More about William (Will) F. Johns(t)on

     {First mentioned in Rachel’s letters from the seminary}. Will’s ancestors came to America around 1770. They left Scotland because of religious persecution under James II, moved on to Ireland, then to America. The Presbyterian roots of Will’s proud Scotch-Irish forefathers ran deep. Will’s paternal grandfather, Richard, was nine years old when the six Johnston children set out from Northern Ireland for America with their parents. Sadly, both parents died on shipboard and were buried at sea leaving their children to face the New World as orphans. The children arrived and set up housekeeping together in the state of Delaware. Three of the children married before the end of the Revolutionary War.

     
In the spring of 1791, the married Johnston families along with the three youngest siblings not married, crossed over the mountains and settled in Washington County, PA, near Canonsburg. Their settlement was about thirty miles southeast of Hookstown. They joined the Chartiers Presbyterian Church and became a vital part of the pioneering fabric of North Straban Twp. community.      
     

       Richard Johnston and his wife, Jane, created a farm home for their family of thirteen children, nine of whom lived to adulthood. Among those nine was William (Will’s father). Will’s father left farming to others and became a medical doctor. Following his training, the young doctor and his bride, Elizabeth, crossed a few more hills and the Ohio River to establish their home and begin his medical practice in Cadiz, Harrison County, Ohio. In December 1838, when young Will was only nine months old, his father, Richard died of “pulmonary consumption” at the age of thirty five, leaving Elizabeth with five children, ages nine months to eleven years.
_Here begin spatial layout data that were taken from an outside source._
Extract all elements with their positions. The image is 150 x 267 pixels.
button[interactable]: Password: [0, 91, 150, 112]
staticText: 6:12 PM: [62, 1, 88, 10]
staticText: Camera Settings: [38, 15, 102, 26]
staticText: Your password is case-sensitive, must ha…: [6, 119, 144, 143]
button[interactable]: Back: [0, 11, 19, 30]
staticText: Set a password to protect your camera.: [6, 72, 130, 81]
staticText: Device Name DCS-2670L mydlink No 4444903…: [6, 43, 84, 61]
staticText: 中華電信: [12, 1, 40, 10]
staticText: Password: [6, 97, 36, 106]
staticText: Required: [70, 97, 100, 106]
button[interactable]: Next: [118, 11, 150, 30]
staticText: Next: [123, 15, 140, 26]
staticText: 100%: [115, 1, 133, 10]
     The young widow returned to the family circle in Washington, PA. But times were hard, and four years after her husband’s death Elizabeth died also, family records suggesting that her heart was broken.
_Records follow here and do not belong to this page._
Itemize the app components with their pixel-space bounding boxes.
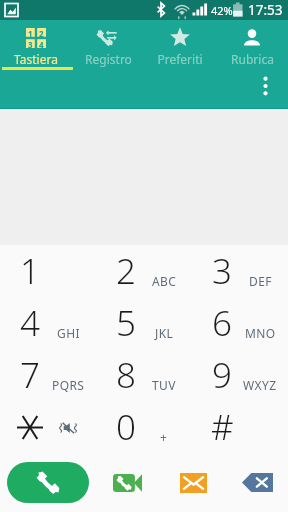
button[interactable]: More options xyxy=(253,73,278,99)
staticText: Tastiera xyxy=(14,51,58,67)
staticText: MNO xyxy=(245,325,276,341)
staticText: + xyxy=(160,429,168,445)
button[interactable] xyxy=(0,401,96,453)
staticText: 4 xyxy=(20,299,40,347)
button[interactable]: Backspace xyxy=(242,473,273,492)
button[interactable]: 4 xyxy=(0,297,96,349)
staticText: PQRS xyxy=(52,377,85,393)
staticText: 7 xyxy=(20,351,40,399)
button[interactable]: # xyxy=(192,401,288,453)
staticText: 1 xyxy=(28,28,33,37)
button[interactable]: Video call xyxy=(113,474,142,492)
staticText: TUV xyxy=(152,377,176,393)
staticText: GHI xyxy=(57,325,80,341)
button[interactable]: 6 xyxy=(192,297,288,349)
staticText: 3 xyxy=(212,247,232,295)
button[interactable]: 0 xyxy=(96,401,192,453)
staticText: 3 xyxy=(28,39,33,48)
staticText: DEF xyxy=(249,273,272,289)
button[interactable]: Call xyxy=(7,462,89,503)
button[interactable]: Rubrica xyxy=(216,20,288,71)
button[interactable]: 2 xyxy=(96,245,192,297)
button[interactable]: 8 xyxy=(96,349,192,401)
staticText: JKL xyxy=(155,325,174,341)
staticText: 1 xyxy=(20,247,40,295)
button[interactable]: 9 xyxy=(192,349,288,401)
staticText: Preferiti xyxy=(157,51,203,67)
button[interactable]: 3 xyxy=(192,245,288,297)
staticText: 2 xyxy=(39,28,44,37)
staticText: 2 xyxy=(116,247,136,295)
staticText: 0 xyxy=(116,403,136,451)
staticText: 8 xyxy=(116,351,136,399)
staticText: # xyxy=(211,403,234,451)
staticText: Rubrica xyxy=(231,51,274,67)
staticText: ABC xyxy=(152,273,177,289)
staticText: 9 xyxy=(212,351,232,399)
staticText: 17:53 xyxy=(248,1,283,19)
button[interactable]: 1 xyxy=(0,245,96,297)
staticText: 6 xyxy=(212,299,232,347)
staticText: 4 xyxy=(39,39,44,48)
button[interactable]: 1 xyxy=(0,20,72,71)
button[interactable]: 7 xyxy=(0,349,96,401)
staticText: Registro xyxy=(85,51,132,67)
button[interactable]: Preferiti xyxy=(144,20,216,71)
button[interactable]: Registro xyxy=(72,20,144,71)
staticText: 42% xyxy=(211,3,233,18)
staticText: 5 xyxy=(116,299,136,347)
button[interactable]: 5 xyxy=(96,297,192,349)
button[interactable]: Send message xyxy=(180,473,207,493)
staticText: WXYZ xyxy=(243,377,277,393)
     After the death of their parents, each of William and Elizabeth’s children was chosen to be raised by a different aunt or uncle. Will, the youngest, at four years of age, went to live with his Uncle David, Aunt Jane, and eventually three younger Johnson cousins on a farm outside of Steubenville, Ohio. He lived on the farm until he returned to PA to attend Jefferson College in Canonsburg, PA. After graduation in 1856, at age eighteen, Will took a teaching position in Rachel’s hometown of Hookstown, PA.
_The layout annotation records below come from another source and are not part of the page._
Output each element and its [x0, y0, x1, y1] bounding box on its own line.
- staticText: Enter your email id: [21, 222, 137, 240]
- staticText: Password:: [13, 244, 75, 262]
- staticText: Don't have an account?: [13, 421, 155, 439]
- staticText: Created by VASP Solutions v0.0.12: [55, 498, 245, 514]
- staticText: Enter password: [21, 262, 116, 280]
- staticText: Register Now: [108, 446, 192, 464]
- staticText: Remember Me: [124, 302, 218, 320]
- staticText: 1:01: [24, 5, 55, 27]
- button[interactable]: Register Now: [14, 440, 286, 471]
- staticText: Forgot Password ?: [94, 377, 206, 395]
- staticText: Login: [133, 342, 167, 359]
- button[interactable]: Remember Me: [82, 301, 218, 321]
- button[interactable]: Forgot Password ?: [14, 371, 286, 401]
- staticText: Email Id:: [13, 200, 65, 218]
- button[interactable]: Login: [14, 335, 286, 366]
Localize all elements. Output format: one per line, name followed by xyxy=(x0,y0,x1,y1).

     In Hookstown, the attractive teaching newcomer, Will and the vibrant young woman who went away to school to become a teacher, undoubtedly heard a great deal about each other from mutual friends. After a proper introduction, they participated in a series of formal and informal social events and continued exchanging letters.

     Rachel’s light-hearted letters to her brother Sam spoke of going sleighing with Mr. Johnson the evening she arrived home for Christmas vacation. Their discreet courtship continued through personal letters. Rachel never mentioned Mr. Johnson in letters to her parents, but did refer to him in her letters to her brother Sam. As their love bloomed, Rachel’s and Will’s stories joined into one!